Это относится и к философии истории. Когда философы рассуждают об исторической науке или выдвигают свои предположения о целях истории, к ним неравнодушно прислушиваются не только историки-специалисты. Здесь надо отметить, что, в отличие от истории как науки, философия истории практически не имеет институционального оформления, ее «локус» размыт. Отчасти поэтому об исторических событиях «философствуют» не только специалисты. Дилетантская или обыденная «философия истории» распространена во всех слоях общества и создает особую среду, в которой профессиональные суждения об истории профанируются.

Это означает, что в густое переплетение общественных оценок истории суждения профессиональных историков и философов попадают не непосредственно, а в превращенном виде, часто в виде мифов или сознательных искажений, которые делаются по заказу заинтересованных в этом социальных и политических структур или в угоду им.

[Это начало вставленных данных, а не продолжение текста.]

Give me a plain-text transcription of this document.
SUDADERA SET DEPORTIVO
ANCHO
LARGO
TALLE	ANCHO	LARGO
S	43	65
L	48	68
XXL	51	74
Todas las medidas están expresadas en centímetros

Как было сказано, философия истории имеет интерес ко всему контексту, в котором работает история как наука. В поле ее внимания попадает спектр влияний, оказываемых на историков в этом контексте: политические давления, идеологические споры, переливы и перепады общественного мнения, формируемые через СМИ, и т. п. Она и сама находится в том же контексте, являясь его составной частью. И это значит, что философия истории находится в непрерывной саморефлексии. Испытывая влияние контекста, она в то же время должна исследовать этот контекст, определять свое отношение к нему, вырабатывать принципы его рациональной критики и, следовательно, самокритики.

Выполнимы ли такие задачи? Как ни странно, но и этот «скептический» вопрос также стоит перед философией истории, хотя не только перед ней. Не углубляясь в него, замечу, что философия истории просто вынуждена ответить положительно - во что бы то ни стало. Иначе ей не быть - не быть чем-то значимым в культуре.

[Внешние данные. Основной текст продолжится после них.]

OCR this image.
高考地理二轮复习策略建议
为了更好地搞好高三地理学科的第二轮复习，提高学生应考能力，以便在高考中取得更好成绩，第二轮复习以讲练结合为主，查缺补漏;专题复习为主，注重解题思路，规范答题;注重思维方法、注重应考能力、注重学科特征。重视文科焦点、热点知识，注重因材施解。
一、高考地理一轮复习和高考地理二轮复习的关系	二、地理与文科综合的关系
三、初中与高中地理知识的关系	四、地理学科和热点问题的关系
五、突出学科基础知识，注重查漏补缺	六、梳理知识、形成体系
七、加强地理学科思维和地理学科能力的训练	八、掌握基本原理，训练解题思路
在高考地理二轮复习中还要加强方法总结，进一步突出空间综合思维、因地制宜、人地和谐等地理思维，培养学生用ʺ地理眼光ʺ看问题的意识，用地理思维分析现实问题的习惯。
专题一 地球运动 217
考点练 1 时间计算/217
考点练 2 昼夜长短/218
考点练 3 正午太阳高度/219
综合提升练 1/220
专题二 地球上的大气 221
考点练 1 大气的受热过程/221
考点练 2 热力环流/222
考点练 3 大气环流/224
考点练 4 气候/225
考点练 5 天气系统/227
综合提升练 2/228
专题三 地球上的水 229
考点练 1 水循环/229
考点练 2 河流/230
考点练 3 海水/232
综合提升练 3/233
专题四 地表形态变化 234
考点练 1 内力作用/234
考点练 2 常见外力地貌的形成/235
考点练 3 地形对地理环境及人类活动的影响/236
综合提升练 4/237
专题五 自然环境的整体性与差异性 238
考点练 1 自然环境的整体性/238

Но чтобы иметь право на положительный ответ, философия истории должна обрести новые формы, когнитивные и институциональные. Надо сказать, что поиск этих форм идет давно и трудно. Новые формы философии истории - в любом смысле этого термина - встречаются с естественным недоверием со стороны приверженцев традиций. Например, новаторские идеи Х. Уайта десятки лет пробивают себе путь к дискуссиям в профессиональной среде. И если сегодня Г.Л. Тульчинский говорит о «нарративном тренде» в исторической науке как о том, что уже широко признано философами истории (об этом свидетельствует обширный ссылочный аппарат его статьи), то еще несколько десятилетий назад подобные идеи Х. Уайта21 воспринимались в штыки. «Уайта нередко обвиняли в непрофессионализме и некомпетентности, многие историки не принимают его “релятивизм”, а литературоведы критикуют его “формальный” метод»22. «Нарративное» представление об исторических событиях как о том, что создают историки, действительно вызывает подозрение в «релятивизме», но насколько верны и важны эти подозрения? По мнению Уайта, историк ведь только и делает, что строит рассказ об историческом событии, и «рассказанное событие» затем живет собственной жизнью в историческом знании.